Wednesday, September 18, 2013


Cruises are becoming the most common way to see the world and unwind in an enjoyable surrounding. My husband calculated that it was cheaper to board a ship from Fort Lauderdale and go on a week cruise than pay airfare, hotel, restaurants and entertainments.

In addition, organizations find it easier to hold their conferences during a cruise than to locate a hotel, cater the food, and manage a hundred details. FRW chapters took us on two lovely cruises  and EPICON hosted their 2012 conference on a cruise leaving from Jacksonville.

During our last cruise, we met a woman in her seventies who lives ten months a year on a cruise ship. She sold her house and her car, and explained that on a cruise ship she doesn’t have to fix her room, prepare her meals or worry about her laundry. She enjoys shows and performances without having to drive to a theater. She has plenty of books to read, a laptop to connect with the world and makes friends with other travelers. The doctor on board knows her well and takes care of her little problems. Sometimes she joins a tour and visits a new place. Twice a year she spends a month at her children and goes through all her medical checkups, buys her supply of medicine and reserves the next cruise. She told me she was writing her memoirs.

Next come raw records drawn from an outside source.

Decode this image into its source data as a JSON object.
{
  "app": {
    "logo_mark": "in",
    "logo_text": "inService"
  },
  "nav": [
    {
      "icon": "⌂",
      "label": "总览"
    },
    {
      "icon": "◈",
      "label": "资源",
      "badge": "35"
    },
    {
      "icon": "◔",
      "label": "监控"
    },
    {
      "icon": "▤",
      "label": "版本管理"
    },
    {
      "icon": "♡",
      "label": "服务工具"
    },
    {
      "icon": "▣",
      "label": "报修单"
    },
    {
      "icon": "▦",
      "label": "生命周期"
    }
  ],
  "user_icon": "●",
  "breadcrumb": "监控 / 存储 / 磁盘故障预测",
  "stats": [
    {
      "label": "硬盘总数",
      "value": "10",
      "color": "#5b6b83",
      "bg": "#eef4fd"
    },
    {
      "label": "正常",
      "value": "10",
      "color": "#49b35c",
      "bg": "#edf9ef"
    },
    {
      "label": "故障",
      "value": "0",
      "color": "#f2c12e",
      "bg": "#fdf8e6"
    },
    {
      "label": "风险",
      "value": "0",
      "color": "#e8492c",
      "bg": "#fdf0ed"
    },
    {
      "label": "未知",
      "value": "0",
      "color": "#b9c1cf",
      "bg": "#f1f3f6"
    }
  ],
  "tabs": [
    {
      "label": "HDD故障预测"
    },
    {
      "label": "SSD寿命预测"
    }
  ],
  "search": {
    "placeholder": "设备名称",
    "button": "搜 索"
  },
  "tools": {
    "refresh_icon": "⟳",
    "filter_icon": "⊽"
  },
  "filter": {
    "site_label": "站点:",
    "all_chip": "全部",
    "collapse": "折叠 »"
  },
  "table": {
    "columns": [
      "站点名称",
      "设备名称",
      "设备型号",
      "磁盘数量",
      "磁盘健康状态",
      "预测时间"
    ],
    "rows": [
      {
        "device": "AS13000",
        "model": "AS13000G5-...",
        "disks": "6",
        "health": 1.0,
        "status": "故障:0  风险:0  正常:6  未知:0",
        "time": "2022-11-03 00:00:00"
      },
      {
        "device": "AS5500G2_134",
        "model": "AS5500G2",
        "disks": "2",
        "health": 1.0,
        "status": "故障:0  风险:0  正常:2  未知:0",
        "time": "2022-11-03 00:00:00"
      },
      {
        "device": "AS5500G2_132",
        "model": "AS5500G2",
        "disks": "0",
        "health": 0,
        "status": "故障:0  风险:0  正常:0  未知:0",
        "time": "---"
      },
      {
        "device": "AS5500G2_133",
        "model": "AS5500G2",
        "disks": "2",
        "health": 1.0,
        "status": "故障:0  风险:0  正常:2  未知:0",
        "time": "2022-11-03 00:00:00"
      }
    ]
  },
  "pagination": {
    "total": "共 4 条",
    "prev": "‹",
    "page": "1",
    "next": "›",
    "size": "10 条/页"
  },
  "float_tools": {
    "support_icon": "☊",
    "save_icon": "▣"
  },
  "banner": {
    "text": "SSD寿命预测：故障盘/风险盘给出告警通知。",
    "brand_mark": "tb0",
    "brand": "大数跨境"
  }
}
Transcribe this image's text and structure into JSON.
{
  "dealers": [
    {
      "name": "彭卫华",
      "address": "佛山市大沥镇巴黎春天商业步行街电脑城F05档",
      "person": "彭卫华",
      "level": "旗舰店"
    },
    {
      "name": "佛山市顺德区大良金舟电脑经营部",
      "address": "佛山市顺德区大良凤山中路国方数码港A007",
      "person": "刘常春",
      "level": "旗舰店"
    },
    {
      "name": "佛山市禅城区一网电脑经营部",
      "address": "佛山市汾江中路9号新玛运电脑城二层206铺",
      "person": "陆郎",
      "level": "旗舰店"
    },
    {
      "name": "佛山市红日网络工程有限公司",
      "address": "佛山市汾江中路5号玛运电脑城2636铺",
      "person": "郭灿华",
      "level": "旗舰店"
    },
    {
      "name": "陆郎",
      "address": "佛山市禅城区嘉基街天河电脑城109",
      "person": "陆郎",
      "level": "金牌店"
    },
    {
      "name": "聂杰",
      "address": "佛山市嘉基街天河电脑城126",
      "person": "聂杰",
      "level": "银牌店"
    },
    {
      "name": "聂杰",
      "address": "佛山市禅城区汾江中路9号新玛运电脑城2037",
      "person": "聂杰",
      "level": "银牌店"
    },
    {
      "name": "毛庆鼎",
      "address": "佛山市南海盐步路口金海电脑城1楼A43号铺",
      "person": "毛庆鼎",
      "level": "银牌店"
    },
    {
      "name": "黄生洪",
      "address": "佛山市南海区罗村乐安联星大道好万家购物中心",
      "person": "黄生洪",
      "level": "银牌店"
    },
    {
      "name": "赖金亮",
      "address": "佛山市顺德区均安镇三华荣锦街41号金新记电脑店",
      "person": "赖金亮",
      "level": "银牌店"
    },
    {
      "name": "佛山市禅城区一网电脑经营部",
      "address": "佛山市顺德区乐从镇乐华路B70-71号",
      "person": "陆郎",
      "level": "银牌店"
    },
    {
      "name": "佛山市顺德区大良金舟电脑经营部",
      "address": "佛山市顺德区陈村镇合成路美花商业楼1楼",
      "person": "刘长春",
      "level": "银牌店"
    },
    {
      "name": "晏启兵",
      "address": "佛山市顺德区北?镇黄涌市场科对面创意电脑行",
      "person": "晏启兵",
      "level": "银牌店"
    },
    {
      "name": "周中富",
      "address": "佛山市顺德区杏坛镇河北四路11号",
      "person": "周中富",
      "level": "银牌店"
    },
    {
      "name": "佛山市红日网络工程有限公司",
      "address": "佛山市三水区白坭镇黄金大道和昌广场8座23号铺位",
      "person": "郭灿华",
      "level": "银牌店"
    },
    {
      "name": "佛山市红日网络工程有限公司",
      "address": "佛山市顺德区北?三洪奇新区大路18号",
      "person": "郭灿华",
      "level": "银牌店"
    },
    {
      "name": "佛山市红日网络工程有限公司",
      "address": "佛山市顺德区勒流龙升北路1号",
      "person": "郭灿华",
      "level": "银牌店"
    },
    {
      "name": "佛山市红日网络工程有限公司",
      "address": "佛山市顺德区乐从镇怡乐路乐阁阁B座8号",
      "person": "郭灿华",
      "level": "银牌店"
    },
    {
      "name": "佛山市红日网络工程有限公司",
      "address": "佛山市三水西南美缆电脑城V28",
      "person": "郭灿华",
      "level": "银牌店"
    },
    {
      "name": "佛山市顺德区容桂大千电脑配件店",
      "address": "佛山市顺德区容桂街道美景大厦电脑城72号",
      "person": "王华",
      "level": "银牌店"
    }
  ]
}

Would you be able to live on a ship?

If you like to travel and love to read come and enjoy my international romances. I will take you around the world through stories that simmer with emotion and sizzle with passion.



Janet/Cricket said...

You hear stories about people just living on a ship but it is harder to do that you might imagine, particularly the elderly if they need special care. One web posting on the AARP site said that usually you have to vacate the ship at the end of a cruise so you'd need to move all your belongings off the ship and then re-board. There must be some way around that if the lady you mentioned is doing that.

In general the food and entertainment is designed to repeat so each week's visitors get the same show as the week's before so that would get old soon.

Still I'm more than happy to visit a ship for an occasional cruise, knowing in a week or two I'll be back in my land-based home.

Ana Morgan said...

I have not been on a cruise ship since I was a kid, and my family crossed the Atlantic on the Queen Elizabeth. I would have to get divorced to go on a cruise. My husband would go berserk if he were confined with so many people.

Mona Risk said...

My husband and his brother absolutely love cruises. During each cruise we take, they plan the next one and our cruises are getting longer and longer. I don't mind as long as I have Internet and my laptop to write. I also use the gym and walk three miles around the deck. So even the days at sea go by fast.